More than seven meetings have taken place.
On Monday a second meeting took place in Yakima County to hear from the Yakama Nation and it was revealed that there was confusion on how to report a missing person.
"What has kind of come forward is just understanding who to make the report to. You know in some cases where a person is missing just knowing what jurisdiction to go to.

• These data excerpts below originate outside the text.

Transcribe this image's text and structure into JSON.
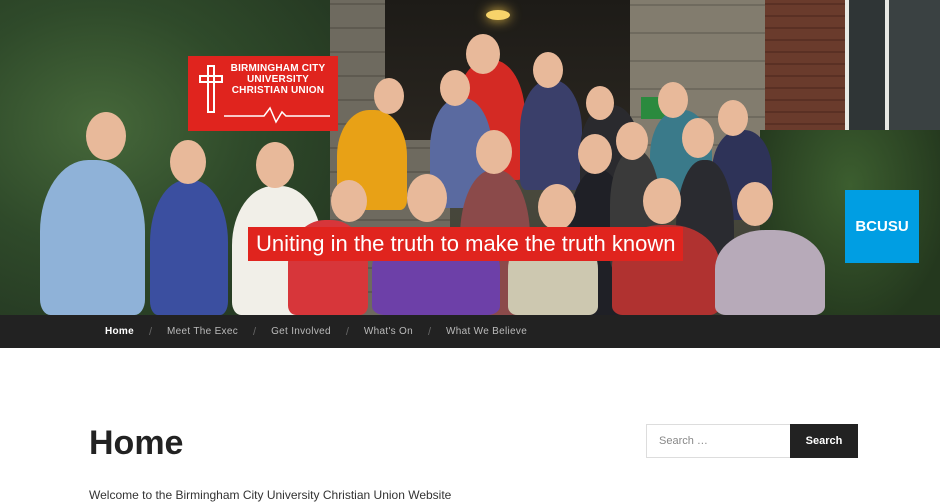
{
  "header": {
    "logo": {
      "lines": [
        "BIRMINGHAM CITY",
        "UNIVERSITY",
        "CHRISTIAN UNION"
      ],
      "background": "#e0241e"
    },
    "tagline": "Uniting in the truth to make the truth known",
    "bcusu_badge": "BCUSU",
    "brand_colors": {
      "red": "#e0241e",
      "blue": "#009ee3"
    }
  },
  "nav": {
    "items": [
      {
        "label": "Home",
        "active": true
      },
      {
        "label": "Meet The Exec",
        "active": false
      },
      {
        "label": "Get Involved",
        "active": false
      },
      {
        "label": "What's On",
        "active": false
      },
      {
        "label": "What We Believe",
        "active": false
      }
    ],
    "separator": "/"
  },
  "main": {
    "title": "Home",
    "intro": "Welcome to the Birmingham City University Christian Union Website"
  },
  "sidebar": {
    "search": {
      "placeholder": "Search …",
      "button_label": "Search"
    }
  }
}
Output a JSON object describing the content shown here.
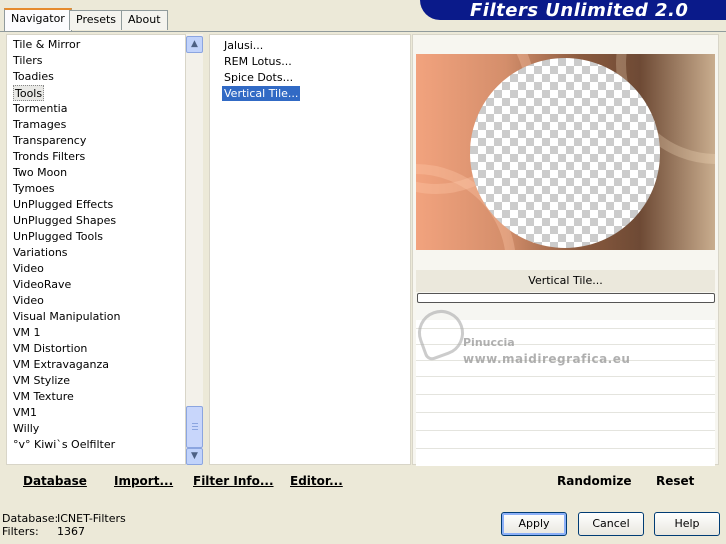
{
  "tabs": [
    {
      "label": "Navigator",
      "active": true
    },
    {
      "label": "Presets",
      "active": false
    },
    {
      "label": "About",
      "active": false
    }
  ],
  "brand_title": "Filters Unlimited 2.0",
  "categories": [
    "Tile & Mirror",
    "Tilers",
    "Toadies",
    "Tools",
    "Tormentia",
    "Tramages",
    "Transparency",
    "Tronds Filters",
    "Two Moon",
    "Tymoes",
    "UnPlugged Effects",
    "UnPlugged Shapes",
    "UnPlugged Tools",
    "Variations",
    "Video",
    "VideoRave",
    "Video",
    "Visual Manipulation",
    "VM 1",
    "VM Distortion",
    "VM Extravaganza",
    "VM Stylize",
    "VM Texture",
    "VM1",
    "Willy",
    "°v° Kiwi`s Oelfilter"
  ],
  "selected_category": "Tools",
  "filters": [
    "Jalusi...",
    "REM Lotus...",
    "Spice Dots...",
    "Vertical Tile..."
  ],
  "selected_filter": "Vertical Tile...",
  "links": {
    "database": "Database",
    "import": "Import...",
    "filter_info": "Filter Info...",
    "editor": "Editor...",
    "randomize": "Randomize",
    "reset": "Reset"
  },
  "preview_filter_label": "Vertical Tile...",
  "watermark": {
    "line1": "Pinuccia",
    "line2": "www.maidiregrafica.eu"
  },
  "status": {
    "database_label": "Database:",
    "database_value": "ICNET-Filters",
    "filters_label": "Filters:",
    "filters_value": "1367"
  },
  "buttons": {
    "apply": "Apply",
    "cancel": "Cancel",
    "help": "Help"
  },
  "colors": {
    "selection": "#316ac5",
    "brand_bg": "#0a1a8a",
    "window_bg": "#ece9d8"
  }
}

Is it their local, is it the county, is it the city and at that point and time who do they follow back up with," said Craig Bill, Executive Director, Washington State Governor's Office of Indian Affairs
Members of Yakama Nation say these meetings are allowing their voices to finally be heard.
"Everybody is making each other aware of the situation and where we stand and that's the first thing that you have to do in any situation, is to make people aware of what the problem is," said Charlene Tillequots, Yakama Nation member.
Lottie Sam, another Yakama Nation member says that in the past Native women have been scared to report any kind of issues they experience.
"With a couple of the victims that had provided testimony to me they felt that, they did try to call in, and when they did call in that they weren't taken seriously about being assaulted because they were a women," said Sam.
Information will continue to be gathered until June 1st, which is when WSP must report the results of the study to Legislature .
WSP must include the number of missing Native American women in the state of Washington, address the barriers that Native Americans encounter when reporting and what resources can be used. Along with a solution for this ongoing issue.